Con la fine della guerra e la ripresa dei flussi migratori, il Canada fu uno dei primi paesi a concludere con l’Italia speciali accordi bilaterali per il reclutamento di lavoratori. Inoltre nel 1948 venne inaugurata la politica della “sponsorizzazione” che rendeva molto agevole l’ingresso nel paese ai richiedenti che avessero già un parente in loco che si offriva come garante. Tra il 1948 e il 1967 il 90% degli immigrati italiani entrò in Canada grazie a questo sistema.
Fino alla metà degli anni ’60 l’Italia fu la seconda nazione di provenienza degli immigrati (dopo la Gran Bretagna).

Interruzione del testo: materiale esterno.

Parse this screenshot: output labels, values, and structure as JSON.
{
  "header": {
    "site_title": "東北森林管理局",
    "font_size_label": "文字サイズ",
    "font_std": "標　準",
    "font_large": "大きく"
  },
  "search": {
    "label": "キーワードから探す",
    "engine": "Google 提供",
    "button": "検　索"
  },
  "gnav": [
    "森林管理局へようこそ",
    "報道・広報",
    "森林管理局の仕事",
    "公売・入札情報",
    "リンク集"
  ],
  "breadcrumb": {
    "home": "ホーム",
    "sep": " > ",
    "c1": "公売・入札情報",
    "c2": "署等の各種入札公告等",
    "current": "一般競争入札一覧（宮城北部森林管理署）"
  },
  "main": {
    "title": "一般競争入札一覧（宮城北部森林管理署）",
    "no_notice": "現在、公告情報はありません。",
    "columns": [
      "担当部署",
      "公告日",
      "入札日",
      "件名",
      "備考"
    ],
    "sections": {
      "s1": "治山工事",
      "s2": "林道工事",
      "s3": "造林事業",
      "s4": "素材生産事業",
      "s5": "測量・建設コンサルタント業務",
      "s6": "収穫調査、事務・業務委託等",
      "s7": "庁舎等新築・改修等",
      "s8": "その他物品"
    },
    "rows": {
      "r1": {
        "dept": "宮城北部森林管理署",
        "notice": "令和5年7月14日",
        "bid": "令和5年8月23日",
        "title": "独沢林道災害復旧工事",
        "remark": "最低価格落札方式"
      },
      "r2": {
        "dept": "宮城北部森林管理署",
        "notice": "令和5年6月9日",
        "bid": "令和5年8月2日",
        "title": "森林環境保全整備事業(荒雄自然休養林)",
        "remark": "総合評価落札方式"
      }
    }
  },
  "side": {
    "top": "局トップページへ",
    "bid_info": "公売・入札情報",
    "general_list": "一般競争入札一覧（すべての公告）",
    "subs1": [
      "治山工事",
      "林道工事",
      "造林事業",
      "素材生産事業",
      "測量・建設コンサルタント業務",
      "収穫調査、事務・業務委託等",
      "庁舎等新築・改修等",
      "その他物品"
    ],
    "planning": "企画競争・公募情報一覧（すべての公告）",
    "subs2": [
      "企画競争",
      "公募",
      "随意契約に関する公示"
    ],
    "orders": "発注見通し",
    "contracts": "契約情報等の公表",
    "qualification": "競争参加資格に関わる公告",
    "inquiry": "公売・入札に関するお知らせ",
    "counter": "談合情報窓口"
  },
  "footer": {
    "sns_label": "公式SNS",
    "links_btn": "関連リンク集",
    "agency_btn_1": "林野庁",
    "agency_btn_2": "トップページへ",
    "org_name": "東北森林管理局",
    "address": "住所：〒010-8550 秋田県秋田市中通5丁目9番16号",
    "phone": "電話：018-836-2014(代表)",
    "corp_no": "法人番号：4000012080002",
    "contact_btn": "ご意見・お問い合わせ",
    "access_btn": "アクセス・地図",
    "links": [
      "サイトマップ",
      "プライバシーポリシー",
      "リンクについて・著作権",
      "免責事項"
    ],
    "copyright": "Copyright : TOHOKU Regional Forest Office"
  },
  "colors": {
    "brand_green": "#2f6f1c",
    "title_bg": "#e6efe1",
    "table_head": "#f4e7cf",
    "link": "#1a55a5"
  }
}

In questa fase di flusso più intenso, si inserisce l’esperienza migratoria dei trentini. Tranne sporadiche eccezioni, i trentini cominciarono a trasferirsi in Canada dopo il 1949. Si diressero verso tutte le regioni del paese anche se la maggiore concentrazione si registra nelle città più grandi. Molti trentini furono impiegati nell’ambito ferroviario dove negli anni ’50 e ’60 ebbe successo la Compagnia Welch di proprietà di due fratelli immigrati dalla Calabria nel 1885. La famiglia Welch (in origine Veltri) ebbe un ruolo fondamentale nell’industria canadese fino al 1975. Negli anni di più intensa attività, dal 1951 al 1957, più di 8000 lavoratori – per metà italiani e per metà portoghesi – emigrarono in Canada grazie ad un contratto con la ditta Welch.
Nel 1967 la politica delle sponsorizzazioni venne ridotta a favore della selezione sulla base delle qualifiche professionali. Questo cambiamento comportò un calo vertiginoso dell’immigrazione dall’Italia che negli anni ’70 rappresentava solo il 3% del flusso in entrata. Per la maggior parte degli italiani l’esperienza in Canada può essere considerata una vicenda migratoria dall’esito positivo. L’espansione dell’economia offrì delle opportunità ai lavoratori stranieri che gli italiani furono in grado di cogliere. I dati ufficiali relativi al periodo 1961–1986 mostrano all’interno della classe operaia un’ascesa professionale degli italiani pari a quella dei canadesi. Significativa è inoltre la presenza degli italiani nelle professioni liberali, nelle mansioni direttive, amministrative e nelle attività autonome e imprenditoriali. La conferma del successo del processo migratorio italiano si ha anche osservando le statistiche sul tasso di istruzione delle seconde e terze generazioni.